He's technically correct, except AVX512 workloads in the consumer space are as rare as hen's teeth. I know some encoders will use AVX512, but that's all I know of.
AVX512's biggest problem (as I see it) is the die area can't be justified anymore in times where everybody is fighting for fab capacity.
Look, I'm not saying AVX-512 is useless or bad. I'm just saying it's not the magic bullet you're making it out to be @efikkan. There are plenty of cases where it's not an effective strategy and you're better off sticking with something like AVX-256 instead a lot of the time because the clock penalty is very real for these heavy instructions.
And regardless, the heavy load finishing quicker means more time and cycles free for anything else.
Still, none of these are ISA issues. Ice Lake-SP is able to sustain much better clocks with heavy AVX loads, and Sapphire Rapids will do it even better. That's a separate subject. And yes, pretty much non-existant in the consumer space. Really? And what kind of alternative would you propose to advance CPU throughput? The application as a whole is irrelevant, in most cases >98% of application code is not performance critical at all.
What matters is the code in performance critical paths, and if they are computationally dense they are generally looping over some vectorized data performing some kind of operation. In such cases, most of the actual work done can be done in vector operations. The rest is then mostly control flow, shuffling data, etc. In most cases where AVX is used, it's only a few lines of code in a handful functions, and the CPU does seemlessy switch between vector operations and scalar operations, and mix them of course.
Let's examine what I said;
The application as a whole is irrelevant, in most cases >98% of application code is not performance critical at all.
What matters is the code in performance critical paths, and if they are computationally dense they are generally looping over some vectorized data performing some kind of operation. In such cases, most of the actual work done can be done in vector operations. The rest is then mostly control flow, shuffling data, etc. In most cases where AVX is used, it's only a few lines of code in a handful functions, and the CPU does seamlessly switch between vector operations and scalar operations, and mix them of course.
In case it wasn't clear enough; it's the performance critical code which does all the real computational work. It may be a small portion of the total code base, but it's the code that runs the majority of the CPU time. That's why optimizing the performance critical code is what matters. Those who know the first thing about optimizing code knows the most important type of optimizations are cache optimizations; divided into data cache(1) and instruction cache(2) optimizations. This is important because failing to do so results in lots of cache misses, and the cost of a cache miss on current x86 CPUs is ~450 clocks, which roughly means each cache miss costs you ~1000-2000+ instructions. And how do you solve this? By packing the data tight - which means it's vectorized. Then you have the instruction cache(2), which has to do with usage of function calls, data locality and computational density (avoiding bloat and extra branching is implied here too). So again, packing the data tight, packing the computational code tight is the key to performance.

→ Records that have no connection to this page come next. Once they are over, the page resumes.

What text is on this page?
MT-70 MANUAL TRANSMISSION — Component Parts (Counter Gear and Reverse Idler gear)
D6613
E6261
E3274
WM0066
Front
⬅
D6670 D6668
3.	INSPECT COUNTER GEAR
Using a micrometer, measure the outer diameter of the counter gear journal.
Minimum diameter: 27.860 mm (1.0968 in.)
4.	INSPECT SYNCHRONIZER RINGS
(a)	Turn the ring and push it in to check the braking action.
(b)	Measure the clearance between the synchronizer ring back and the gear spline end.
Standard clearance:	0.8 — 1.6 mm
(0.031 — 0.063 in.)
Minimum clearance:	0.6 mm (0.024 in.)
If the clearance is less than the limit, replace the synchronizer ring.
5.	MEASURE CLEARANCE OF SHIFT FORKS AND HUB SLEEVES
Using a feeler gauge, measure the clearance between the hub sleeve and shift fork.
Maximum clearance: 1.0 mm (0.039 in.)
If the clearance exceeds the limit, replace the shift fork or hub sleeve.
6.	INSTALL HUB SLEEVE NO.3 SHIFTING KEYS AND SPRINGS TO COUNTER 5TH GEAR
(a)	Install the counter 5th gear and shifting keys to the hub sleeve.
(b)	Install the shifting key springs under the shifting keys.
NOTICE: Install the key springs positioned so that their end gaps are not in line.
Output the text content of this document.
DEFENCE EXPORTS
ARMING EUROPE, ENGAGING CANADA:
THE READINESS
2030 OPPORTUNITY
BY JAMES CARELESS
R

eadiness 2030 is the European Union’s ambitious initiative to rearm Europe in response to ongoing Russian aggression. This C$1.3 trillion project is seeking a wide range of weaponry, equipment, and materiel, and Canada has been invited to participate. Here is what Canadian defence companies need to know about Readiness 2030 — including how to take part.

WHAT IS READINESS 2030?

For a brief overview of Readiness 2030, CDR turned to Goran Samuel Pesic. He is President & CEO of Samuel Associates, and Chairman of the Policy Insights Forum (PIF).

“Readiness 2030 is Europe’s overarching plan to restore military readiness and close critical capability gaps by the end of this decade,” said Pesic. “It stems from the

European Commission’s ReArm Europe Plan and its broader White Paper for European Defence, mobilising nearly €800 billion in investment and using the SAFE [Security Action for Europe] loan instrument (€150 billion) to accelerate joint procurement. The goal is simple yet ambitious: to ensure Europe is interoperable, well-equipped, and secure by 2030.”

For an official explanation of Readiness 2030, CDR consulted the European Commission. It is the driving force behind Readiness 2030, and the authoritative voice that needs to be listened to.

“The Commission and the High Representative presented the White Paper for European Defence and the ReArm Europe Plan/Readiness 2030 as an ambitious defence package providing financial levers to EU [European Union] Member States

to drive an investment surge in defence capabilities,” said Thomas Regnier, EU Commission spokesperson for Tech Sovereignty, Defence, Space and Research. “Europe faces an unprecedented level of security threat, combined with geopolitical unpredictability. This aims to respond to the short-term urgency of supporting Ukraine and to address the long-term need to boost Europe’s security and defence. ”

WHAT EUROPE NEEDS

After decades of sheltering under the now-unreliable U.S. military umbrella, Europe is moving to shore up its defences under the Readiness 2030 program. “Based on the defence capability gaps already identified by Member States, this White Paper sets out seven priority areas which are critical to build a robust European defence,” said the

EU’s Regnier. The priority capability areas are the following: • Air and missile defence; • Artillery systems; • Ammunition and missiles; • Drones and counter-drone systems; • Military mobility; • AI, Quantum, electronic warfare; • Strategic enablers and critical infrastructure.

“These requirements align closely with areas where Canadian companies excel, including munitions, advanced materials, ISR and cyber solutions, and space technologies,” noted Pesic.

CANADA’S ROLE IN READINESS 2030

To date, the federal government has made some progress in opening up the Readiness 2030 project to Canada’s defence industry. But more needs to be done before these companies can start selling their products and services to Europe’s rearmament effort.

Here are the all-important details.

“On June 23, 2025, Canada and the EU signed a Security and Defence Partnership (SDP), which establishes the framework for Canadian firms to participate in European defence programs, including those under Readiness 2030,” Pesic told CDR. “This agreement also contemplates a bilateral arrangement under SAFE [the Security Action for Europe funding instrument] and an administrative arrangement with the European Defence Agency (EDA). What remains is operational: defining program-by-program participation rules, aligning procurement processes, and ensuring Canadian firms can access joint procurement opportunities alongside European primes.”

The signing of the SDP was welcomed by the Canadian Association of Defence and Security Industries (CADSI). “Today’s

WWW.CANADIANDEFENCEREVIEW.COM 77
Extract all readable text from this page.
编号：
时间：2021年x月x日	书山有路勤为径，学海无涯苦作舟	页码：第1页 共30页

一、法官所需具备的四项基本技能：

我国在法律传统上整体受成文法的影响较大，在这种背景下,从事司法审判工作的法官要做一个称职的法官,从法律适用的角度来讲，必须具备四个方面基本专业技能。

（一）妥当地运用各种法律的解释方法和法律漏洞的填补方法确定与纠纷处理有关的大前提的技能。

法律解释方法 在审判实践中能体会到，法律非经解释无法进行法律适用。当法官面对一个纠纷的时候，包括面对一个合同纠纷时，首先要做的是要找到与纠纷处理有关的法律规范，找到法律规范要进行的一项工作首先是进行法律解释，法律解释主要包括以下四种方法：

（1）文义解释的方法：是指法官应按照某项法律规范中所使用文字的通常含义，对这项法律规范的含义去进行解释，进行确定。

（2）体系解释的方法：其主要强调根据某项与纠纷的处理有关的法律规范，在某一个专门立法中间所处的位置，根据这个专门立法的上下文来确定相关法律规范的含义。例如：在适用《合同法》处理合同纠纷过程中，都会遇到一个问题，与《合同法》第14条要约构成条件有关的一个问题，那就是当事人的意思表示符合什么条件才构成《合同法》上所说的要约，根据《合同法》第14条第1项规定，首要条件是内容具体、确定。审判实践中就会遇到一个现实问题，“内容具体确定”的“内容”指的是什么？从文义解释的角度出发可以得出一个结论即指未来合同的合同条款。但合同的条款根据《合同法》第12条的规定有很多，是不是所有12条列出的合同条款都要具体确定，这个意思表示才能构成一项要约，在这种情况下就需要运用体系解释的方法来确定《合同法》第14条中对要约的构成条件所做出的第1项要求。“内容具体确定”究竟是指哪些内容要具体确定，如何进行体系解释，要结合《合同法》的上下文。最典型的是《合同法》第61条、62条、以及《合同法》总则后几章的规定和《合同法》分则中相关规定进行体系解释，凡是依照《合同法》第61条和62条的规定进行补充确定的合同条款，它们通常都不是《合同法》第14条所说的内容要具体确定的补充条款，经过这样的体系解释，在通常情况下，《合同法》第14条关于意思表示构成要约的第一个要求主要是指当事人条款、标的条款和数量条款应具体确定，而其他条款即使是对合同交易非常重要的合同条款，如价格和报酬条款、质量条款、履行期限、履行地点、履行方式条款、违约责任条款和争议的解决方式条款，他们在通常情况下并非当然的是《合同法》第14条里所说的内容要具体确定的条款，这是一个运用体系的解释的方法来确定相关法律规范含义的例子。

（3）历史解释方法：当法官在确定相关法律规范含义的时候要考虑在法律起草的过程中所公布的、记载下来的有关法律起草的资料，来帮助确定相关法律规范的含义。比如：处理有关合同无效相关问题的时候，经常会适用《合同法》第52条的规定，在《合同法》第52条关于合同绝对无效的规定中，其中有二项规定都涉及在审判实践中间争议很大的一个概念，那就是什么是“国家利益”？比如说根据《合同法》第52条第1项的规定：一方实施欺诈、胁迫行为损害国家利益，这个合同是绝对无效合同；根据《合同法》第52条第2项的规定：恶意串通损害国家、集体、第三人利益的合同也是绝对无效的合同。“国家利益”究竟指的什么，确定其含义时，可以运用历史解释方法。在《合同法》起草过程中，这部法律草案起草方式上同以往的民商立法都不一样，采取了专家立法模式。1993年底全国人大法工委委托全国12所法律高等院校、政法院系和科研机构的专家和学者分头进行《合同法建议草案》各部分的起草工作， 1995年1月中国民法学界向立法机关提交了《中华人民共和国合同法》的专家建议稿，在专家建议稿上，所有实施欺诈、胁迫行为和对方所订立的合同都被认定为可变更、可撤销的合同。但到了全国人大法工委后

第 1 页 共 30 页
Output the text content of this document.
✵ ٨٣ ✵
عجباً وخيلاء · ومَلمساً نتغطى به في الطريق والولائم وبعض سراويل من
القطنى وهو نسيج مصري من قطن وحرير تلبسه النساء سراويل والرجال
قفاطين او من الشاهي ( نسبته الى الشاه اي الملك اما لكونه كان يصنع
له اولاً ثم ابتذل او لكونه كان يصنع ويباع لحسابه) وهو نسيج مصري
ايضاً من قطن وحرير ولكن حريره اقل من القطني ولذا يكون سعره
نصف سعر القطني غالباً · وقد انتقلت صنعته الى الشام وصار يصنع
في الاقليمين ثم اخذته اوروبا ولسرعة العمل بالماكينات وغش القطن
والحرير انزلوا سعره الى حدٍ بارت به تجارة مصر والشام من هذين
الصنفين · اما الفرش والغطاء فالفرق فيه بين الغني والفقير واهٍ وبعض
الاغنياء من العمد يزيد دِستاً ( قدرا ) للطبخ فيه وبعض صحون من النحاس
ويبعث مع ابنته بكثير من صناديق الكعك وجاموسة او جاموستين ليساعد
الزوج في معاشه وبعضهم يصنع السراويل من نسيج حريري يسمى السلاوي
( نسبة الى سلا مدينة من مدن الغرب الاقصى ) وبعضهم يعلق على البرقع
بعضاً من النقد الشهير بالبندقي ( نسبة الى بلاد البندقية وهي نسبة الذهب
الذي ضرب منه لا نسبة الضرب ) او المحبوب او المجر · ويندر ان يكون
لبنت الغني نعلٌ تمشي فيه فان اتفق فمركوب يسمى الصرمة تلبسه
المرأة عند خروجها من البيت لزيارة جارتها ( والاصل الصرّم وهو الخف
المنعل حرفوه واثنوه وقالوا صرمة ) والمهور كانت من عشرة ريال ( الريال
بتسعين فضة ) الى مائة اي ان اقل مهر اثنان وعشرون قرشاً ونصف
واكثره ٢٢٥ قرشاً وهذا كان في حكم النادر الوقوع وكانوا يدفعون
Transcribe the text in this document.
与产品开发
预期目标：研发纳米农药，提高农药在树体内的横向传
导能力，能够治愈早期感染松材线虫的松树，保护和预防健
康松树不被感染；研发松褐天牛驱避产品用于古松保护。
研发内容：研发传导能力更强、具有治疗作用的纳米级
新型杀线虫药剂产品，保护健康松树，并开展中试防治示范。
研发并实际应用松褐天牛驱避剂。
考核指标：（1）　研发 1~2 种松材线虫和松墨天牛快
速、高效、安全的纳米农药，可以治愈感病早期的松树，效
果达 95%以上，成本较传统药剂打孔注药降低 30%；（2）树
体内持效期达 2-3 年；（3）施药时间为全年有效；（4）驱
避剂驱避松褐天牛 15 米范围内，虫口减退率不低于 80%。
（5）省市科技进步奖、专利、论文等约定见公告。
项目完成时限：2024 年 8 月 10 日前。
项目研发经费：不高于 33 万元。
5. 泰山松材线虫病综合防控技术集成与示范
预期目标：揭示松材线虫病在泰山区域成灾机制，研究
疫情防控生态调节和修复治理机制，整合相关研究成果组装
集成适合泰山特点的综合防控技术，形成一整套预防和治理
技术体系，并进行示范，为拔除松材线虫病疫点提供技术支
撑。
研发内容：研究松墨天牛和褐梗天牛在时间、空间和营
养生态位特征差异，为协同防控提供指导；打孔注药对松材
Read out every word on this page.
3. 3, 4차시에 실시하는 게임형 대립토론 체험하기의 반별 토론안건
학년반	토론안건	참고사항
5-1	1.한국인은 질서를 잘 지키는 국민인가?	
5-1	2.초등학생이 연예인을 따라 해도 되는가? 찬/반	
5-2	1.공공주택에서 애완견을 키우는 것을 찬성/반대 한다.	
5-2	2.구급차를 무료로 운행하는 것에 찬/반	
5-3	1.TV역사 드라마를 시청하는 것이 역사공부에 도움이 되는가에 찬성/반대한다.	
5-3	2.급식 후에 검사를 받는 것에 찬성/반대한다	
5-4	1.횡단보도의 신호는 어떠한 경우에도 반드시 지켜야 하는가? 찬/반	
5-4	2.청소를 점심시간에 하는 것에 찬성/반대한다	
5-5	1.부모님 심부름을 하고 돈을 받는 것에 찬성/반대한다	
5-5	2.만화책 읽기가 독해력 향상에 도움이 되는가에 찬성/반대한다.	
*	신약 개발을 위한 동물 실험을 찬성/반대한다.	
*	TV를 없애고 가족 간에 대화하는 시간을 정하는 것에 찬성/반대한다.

So in conclusion, if your code is performant at all, the data will have to be layed out in vectors, the data will have to be traversed linearly, and the code better have good computational density, because otherwise the CPU time will be spent on cache misses, branch mispredictions etc. instead of doing real work. So if you can put two and two together, you'll see that this is also the groundwork for using SIMD. And any code that works on vectors >32 bytes (most of them are much larger), will benefit from using AVX-512 over AVX2.
I can't think of any application that would benefit from higher throughput in terms of vector processing but that wouldn't be worthwhile implementing to a GPU.
Edit: Maybe a little article from CloudFlare might help show how painful this can be, even in the server setting.
blog.cloudflare.com/on-the-dangers-of-intels-frequency-scaling/